I gave my partner a ride to work today. On the way back, I noticed that the GPS wasn’t turned on. I actually had a brief moment of anxiety, even though I know perfectly well how to get home after dropping him off. Just to be stubborn, I resisted the urge to turn it on. Usually I don’t even program it to show me the way home, but I realized that I’ve come to rely on it as a safety blanket and a backup. Most places in the city I don’t know my way around, and I do end up relying on it completely at times. But it’s made the transition from being additional help to being something I expect, something I think of as normal, even when it’s not necessary. I was telling myself, “You don’t need it. Stay focused on what’s actually happening on the road; immerse yourself in the act of driving at the moment, not the plan for the next turn…” And then it hit me: I was using the same kind of language I do when I get myself to ground and center, when I start to meditate.

That’s a good way to express what grounding and centering is all about: turning off the GPS. Now that I’m accustomed to it, the little on-screen map can seem more real to me than the actual road I’m driving on; sometimes my memory of how to get to a place has as much to do with what the animated abstraction shows as what’s really there on the road, on the buildings, all around me. Likewise, it’s easy to get wrapped up in the stories we’re telling, the plans we’re making, the mental map we’re drawing and revising all the time. I’ve got a plan for the day, and I’ve got problems to solve, and I get so focused on those things that I stop paying attention to the reality of right now – the kitten in my lap (have to pick up cat food…), the tea in my mug (need to clean the kettle…and the stovetop…and…), the sunshine and my breath…all these things turn into symbols, reminders of something to do or worry about or write down. The real things get abstracted into little icons for something else, for thoughts inside my head, just like the very real road gets turned into a little blue stripe on the LCD screen of the GPS.

The map is not the territory. The GPS is not the road. And my thoughts, real though they are, are not the same as external reality. That’s one of the things that grounding and centering in preparation for meditation is about: coming back to reality, not just our abstract symbol-worlds, whether they’re on screens or inside our heads. So take a breath, turn it off, and pay attention to where you are, not just where you’re going.

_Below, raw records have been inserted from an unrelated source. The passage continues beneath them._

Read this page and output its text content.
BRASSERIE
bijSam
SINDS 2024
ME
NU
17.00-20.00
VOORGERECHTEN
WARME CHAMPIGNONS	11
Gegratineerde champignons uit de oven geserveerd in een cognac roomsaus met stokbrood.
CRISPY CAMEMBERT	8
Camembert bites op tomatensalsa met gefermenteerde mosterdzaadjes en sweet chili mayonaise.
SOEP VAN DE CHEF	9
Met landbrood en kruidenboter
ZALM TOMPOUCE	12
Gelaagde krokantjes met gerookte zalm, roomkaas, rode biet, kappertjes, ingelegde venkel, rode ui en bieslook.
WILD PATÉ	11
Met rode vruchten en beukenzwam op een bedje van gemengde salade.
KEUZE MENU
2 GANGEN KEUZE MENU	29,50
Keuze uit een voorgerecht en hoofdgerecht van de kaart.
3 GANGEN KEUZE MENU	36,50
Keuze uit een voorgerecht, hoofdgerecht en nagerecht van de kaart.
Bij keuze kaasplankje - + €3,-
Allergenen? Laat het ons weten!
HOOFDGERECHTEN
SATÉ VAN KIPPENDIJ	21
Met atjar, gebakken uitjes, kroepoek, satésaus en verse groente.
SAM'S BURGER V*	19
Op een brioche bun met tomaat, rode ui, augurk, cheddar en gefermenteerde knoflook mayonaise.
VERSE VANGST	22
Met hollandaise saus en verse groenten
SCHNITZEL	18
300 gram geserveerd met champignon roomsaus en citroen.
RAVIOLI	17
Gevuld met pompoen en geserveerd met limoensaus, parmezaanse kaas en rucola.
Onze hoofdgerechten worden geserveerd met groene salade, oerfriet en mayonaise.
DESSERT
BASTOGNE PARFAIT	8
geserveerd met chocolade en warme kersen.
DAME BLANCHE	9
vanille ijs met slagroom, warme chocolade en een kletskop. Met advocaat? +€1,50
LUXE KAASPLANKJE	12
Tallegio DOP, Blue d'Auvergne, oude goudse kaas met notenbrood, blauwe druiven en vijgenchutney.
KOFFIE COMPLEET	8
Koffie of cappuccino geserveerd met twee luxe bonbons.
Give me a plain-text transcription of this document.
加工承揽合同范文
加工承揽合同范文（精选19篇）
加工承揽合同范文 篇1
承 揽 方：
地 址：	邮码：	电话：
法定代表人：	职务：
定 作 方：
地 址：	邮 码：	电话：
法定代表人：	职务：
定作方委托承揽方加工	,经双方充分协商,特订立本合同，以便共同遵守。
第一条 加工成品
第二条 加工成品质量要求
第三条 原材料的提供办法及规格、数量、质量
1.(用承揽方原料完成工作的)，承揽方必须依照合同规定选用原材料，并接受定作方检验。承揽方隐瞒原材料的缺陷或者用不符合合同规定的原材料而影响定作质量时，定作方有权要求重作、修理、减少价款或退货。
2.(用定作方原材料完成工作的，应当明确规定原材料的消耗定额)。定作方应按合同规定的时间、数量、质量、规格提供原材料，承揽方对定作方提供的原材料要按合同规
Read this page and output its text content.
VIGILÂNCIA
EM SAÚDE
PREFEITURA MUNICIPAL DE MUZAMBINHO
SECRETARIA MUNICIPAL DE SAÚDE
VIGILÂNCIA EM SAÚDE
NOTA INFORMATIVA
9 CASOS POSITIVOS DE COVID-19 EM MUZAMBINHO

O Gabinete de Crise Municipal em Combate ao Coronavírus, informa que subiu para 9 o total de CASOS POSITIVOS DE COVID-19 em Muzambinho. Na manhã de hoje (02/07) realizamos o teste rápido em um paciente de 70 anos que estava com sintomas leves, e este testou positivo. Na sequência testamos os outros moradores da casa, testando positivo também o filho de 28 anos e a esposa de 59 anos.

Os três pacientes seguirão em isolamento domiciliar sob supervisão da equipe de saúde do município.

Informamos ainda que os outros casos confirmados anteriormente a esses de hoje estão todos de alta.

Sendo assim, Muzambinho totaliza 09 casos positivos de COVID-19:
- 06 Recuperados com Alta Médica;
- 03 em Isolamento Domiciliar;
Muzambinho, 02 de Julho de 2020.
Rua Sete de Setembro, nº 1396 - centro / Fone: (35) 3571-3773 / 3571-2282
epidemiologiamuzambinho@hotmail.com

Epilogue: As I was almost home, the GPS suddenly turned itself on. I reached over to turn it off, and realized that earlier, when I had noticed it, it wasn’t showing its “battery charging” message, which is normal when the car is on but the GPS itself is off. I checked – it was plugged in, the cable was solid, and there’s no reason it should have been off like that in the first place, and doubly no reason it should have turned itself on randomly. Sometimes, magic is what happens to us, rather than what we do.